I know it sounds like I didn't stand up to him about any of these things. I really did, especially the gift-giving. I sent him links to articles about divorce and children, where experts said it's absolutely appropriate for ex-spouses to buy small gifts to give each other that the children would present. I argued with him that we were teaching our son the importance of recognizing others on their special day, etc. Nothing I said mattered. I think at some point I thought it was just easier to do it his way.

Besides, he said HE would buy gifts for my son to give me.

But the worst part was that he began to disparage my ex in front of my son. That was one I didn't back down on, but it never stopped him. He called him a "retard" often in front of my son. I'd admonish him, saying that it wasn't good for my son, that it's still his father, that he needed to not say such things in front of him. He'd then accuse me of still being in love with my ex because I was defending him. He said I must be, or I wouldn't care what he said. I explained over and over that it wasn't that at all. "I left him 3 years before I met you," I said. "I obviously had moved on or I would have gotten back with him in the first place." Accusing me of still being in love was deflecting my point, which was don't talk badly about my child's father in front of my child. Hell, or in front of me! I wasn't the one bringing him up all the time.

It didn't matter. The comments continued. All the way to the end.

And sadly, to this day, my co-parenting relationship with my ex, I fear, is irreparable. And, his daughters hate me for cutting them out. I can't blame them. They're in late high school and early college now. Young women.

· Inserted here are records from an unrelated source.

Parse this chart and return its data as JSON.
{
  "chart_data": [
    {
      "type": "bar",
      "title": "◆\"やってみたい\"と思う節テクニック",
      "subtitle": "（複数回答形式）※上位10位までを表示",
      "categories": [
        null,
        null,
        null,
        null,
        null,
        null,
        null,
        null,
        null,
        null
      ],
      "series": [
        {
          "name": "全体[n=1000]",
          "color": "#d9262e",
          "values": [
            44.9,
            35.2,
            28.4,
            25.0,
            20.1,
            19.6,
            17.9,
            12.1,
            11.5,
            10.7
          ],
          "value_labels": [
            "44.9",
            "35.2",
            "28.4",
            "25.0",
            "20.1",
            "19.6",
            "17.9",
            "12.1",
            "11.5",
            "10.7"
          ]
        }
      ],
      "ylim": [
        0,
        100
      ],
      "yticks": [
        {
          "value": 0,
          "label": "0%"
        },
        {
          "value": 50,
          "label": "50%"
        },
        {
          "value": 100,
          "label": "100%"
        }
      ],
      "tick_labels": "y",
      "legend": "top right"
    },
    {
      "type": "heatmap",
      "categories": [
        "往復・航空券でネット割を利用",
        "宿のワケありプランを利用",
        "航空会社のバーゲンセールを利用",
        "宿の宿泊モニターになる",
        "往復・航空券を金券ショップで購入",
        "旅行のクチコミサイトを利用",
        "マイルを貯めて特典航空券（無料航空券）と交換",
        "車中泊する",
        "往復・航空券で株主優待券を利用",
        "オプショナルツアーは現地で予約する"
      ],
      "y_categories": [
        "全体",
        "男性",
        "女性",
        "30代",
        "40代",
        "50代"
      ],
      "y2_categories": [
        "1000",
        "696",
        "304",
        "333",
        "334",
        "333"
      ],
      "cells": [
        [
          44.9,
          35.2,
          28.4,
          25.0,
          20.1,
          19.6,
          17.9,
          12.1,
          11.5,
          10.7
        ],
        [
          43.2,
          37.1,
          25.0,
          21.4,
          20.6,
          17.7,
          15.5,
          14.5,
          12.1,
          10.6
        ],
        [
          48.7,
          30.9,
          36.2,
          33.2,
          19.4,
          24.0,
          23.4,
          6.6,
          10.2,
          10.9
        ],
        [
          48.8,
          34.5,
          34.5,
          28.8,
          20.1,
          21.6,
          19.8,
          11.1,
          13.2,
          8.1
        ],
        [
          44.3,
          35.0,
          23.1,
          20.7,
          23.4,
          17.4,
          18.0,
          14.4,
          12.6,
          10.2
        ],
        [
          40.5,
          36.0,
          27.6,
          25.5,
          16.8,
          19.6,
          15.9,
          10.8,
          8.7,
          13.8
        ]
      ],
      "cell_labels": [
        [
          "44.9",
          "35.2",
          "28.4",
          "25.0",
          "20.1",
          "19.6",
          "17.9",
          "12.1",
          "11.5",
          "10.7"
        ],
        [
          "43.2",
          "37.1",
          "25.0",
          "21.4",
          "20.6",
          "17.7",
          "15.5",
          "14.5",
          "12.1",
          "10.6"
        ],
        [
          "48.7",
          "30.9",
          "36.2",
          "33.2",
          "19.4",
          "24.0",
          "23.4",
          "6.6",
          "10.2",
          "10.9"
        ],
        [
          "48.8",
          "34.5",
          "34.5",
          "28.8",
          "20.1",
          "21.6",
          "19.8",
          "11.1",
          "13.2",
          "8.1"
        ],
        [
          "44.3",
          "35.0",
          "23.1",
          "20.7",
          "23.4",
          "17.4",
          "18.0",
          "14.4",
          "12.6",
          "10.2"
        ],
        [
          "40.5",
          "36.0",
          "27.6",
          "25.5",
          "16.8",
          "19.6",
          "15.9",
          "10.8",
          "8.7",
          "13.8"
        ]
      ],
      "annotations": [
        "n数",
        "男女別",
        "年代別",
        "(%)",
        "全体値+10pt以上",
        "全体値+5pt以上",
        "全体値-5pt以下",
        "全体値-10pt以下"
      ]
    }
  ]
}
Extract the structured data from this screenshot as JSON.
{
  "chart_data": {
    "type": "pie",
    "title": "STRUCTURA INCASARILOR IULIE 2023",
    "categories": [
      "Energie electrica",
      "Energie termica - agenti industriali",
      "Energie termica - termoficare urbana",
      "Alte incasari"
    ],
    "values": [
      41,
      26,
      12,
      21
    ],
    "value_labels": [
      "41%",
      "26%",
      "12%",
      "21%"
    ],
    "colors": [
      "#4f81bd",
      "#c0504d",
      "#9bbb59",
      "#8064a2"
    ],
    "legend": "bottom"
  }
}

Probably the perfect candidates to hear my story about abuse.

But back to the point: I was so bent on "proving my love" to him, that I didn't see all the collateral damage that was happening in my wake...and how long-term the effects would be. And the guilt I would carry. Likely lifelong.

But that's what sociopaths do! They systematically chip away at their victims' relationships so they become more and more isolated...and dependent on them. This would be the first of many.